The java.net package has a URLClassLoader class which loads classes from an array of URLs pointing to JARs. Like all standard ClassLoaders, it obeys the standard delegation rules.

The org.rsna.util.JarClassLoader class extends URLClassLoader and overrides the loadClass method to enforce a non-standard set of delegation rules.

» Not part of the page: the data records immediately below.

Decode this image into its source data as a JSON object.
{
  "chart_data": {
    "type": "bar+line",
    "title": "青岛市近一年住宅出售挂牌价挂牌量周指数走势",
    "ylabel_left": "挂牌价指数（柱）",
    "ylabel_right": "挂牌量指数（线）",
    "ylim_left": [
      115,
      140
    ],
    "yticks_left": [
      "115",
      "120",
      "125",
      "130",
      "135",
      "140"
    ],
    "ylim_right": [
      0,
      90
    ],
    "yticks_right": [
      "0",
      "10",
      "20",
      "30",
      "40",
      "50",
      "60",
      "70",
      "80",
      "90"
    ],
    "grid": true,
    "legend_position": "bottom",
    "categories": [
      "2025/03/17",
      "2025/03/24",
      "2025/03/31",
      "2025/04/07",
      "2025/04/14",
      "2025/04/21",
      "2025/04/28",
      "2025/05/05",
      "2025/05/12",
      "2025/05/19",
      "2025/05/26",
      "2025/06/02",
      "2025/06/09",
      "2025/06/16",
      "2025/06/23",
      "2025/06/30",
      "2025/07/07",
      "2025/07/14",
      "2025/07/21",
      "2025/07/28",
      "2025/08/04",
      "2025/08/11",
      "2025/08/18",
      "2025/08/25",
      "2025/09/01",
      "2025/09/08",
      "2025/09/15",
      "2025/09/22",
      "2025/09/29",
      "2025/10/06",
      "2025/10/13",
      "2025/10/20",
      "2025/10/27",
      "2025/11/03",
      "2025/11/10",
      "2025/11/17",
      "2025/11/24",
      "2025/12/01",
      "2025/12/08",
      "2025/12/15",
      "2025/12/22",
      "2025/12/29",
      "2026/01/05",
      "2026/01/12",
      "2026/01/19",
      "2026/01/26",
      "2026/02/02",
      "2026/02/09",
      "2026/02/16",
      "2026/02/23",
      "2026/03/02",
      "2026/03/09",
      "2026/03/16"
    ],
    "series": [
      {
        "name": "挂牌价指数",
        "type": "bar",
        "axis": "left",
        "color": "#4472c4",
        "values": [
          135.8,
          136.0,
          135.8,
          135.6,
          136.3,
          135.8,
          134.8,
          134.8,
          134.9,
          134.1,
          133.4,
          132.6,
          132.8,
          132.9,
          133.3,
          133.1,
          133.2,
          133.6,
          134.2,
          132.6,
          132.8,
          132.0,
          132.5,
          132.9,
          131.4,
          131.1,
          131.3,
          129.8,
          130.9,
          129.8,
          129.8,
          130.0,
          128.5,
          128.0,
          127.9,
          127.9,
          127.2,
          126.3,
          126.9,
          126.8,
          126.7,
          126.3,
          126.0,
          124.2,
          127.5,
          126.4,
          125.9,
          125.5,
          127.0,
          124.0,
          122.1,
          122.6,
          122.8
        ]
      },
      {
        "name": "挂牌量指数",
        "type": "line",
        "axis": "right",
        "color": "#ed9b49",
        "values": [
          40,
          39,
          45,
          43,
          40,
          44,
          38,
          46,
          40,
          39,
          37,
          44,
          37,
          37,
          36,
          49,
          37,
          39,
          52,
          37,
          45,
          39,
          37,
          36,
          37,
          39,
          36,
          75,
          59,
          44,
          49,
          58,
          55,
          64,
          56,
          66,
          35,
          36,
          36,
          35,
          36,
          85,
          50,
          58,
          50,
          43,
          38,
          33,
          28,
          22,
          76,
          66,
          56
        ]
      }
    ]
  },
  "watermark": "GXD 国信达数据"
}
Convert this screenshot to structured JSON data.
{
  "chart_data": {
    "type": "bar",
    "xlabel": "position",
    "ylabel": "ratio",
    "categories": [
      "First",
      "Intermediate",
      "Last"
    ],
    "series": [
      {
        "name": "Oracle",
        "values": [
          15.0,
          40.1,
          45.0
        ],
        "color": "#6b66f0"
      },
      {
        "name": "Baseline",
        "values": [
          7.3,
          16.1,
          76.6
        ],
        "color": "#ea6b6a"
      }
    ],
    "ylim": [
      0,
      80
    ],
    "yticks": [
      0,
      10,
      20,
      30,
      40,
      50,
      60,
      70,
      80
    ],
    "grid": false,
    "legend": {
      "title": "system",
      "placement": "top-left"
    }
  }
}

It also provides a static getInstance method to provide an API which doesn't require the caller to create URLs for each of the JARs.

The entire code of the class is shown below.

/*---------------------------------------------------------------
*  Copyright 2009 by the Radiological Society of North America
*
*  This source software is released under the terms of the
*  RSNA Public License (http://mirc.rsna.org/rsnapubliclicense)
*----------------------------------------------------------------*/

package org.rsna.util;

import java.io.File;
import java.io.IOException;
import java.net.URL;
import java.net.URLClassLoader;
import java.util.Enumeration;
import java.util.LinkedList;

/**
 * A ClassLoader that finds classes in an array of JARs,
 * giving precedence in delegation to the JARs.
 */
public class JarClassLoader extends URLClassLoader {

  /**
   * Get a JarClassLoader initialized to a set of files and directories.
   * This method places all individual files in the array of JARs.
   * It searches any directories to find all the files that end in ".jar"
   * (not case sensitive) and places them in the array as well.
   * @param files the array of File objects to include in the array of JARs.
   * The items in the array can be individual JAR files or directories.
   * @return a JarClassLoader initialized to the set of JARs found in the
   * files array.
   */
  public static JarClassLoader getInstance(File[] files) {
    LinkedList<URL> urlList = new LinkedList<URL>();
    for (int i=0; i<files.length; i++) {
      if (files[i].exists()) {
        if (files[i].isFile()) {
          try { urlList.add( files[i].toURL() ); }
          catch (Exception skip) {
            System.out.println("Unable to add file to classpath: "+files[i]);
          }
        }
        else if (files[i].isDirectory()) {
          File[] jars = files[i].listFiles();
          for (int k=0; k<jars.length; k++) {
            if (jars[k].getName().toLowerCase().endsWith(".jar")) {
              try { urlList.add( jars[k].toURL() ); }
              catch (Exception skip) {
                System.out.println("Unable to add file to classpath: "+jars[k]);
              }
            }
          }
        }
      }
    }
    URL[] urls = new URL[urlList.size()];
    urls = urlList.toArray(urls);
    return new JarClassLoader(urls);
  }

  public JarClassLoader(URL[] urls) {
    super(urls);
  }

  public JarClassLoader(URL[] urls, ClassLoader parent) {
    super(urls, parent);
  }

  protected synchronized Class loadClass(String classname, boolean resolve)
      throws ClassNotFoundException {

    Class theClass = findLoadedClass(classname);
    if (theClass != null) return theClass;

    //If it looks like a system class, try the parent first.
    if (classname.startsWith("java.") || classname.startsWith("javax.")) {
      try { theClass = findBaseClass(classname); }
      catch (ClassNotFoundException cnfe) {
        theClass = findClass(classname);
      }
    }

    //If it didn't look like a system class, then try the jars first.
    //This violates the normal delegation mechanism, but it is done
    //to ensure that this classloader becomes the classloader of all
    //classes that it can load, even those that could have been loaded
    //by the application classloader from the classpath.
    else {
      try { theClass = findClass(classname); }
      catch (ClassNotFoundException cnfe) {
        theClass = findBaseClass(classname);
      }
    }
    if (resolve) { resolveClass(theClass); }
    return theClass;
  }

  private Class findBaseClass(String name) throws ClassNotFoundException {
    return (getParent() == null) ? findSystemClass(name) : getParent().loadClass(name);
  }

}

Note that the loadClass method uses normal delegation (e.g., parent ClassLoader first) if the canonical name of the requested class makes it appear to be a Java system class. This is for more than efficiency. If the parents don't get first crack at Java system classes, it would be possible to use the ClassLoader to load classes that override the security features in Java.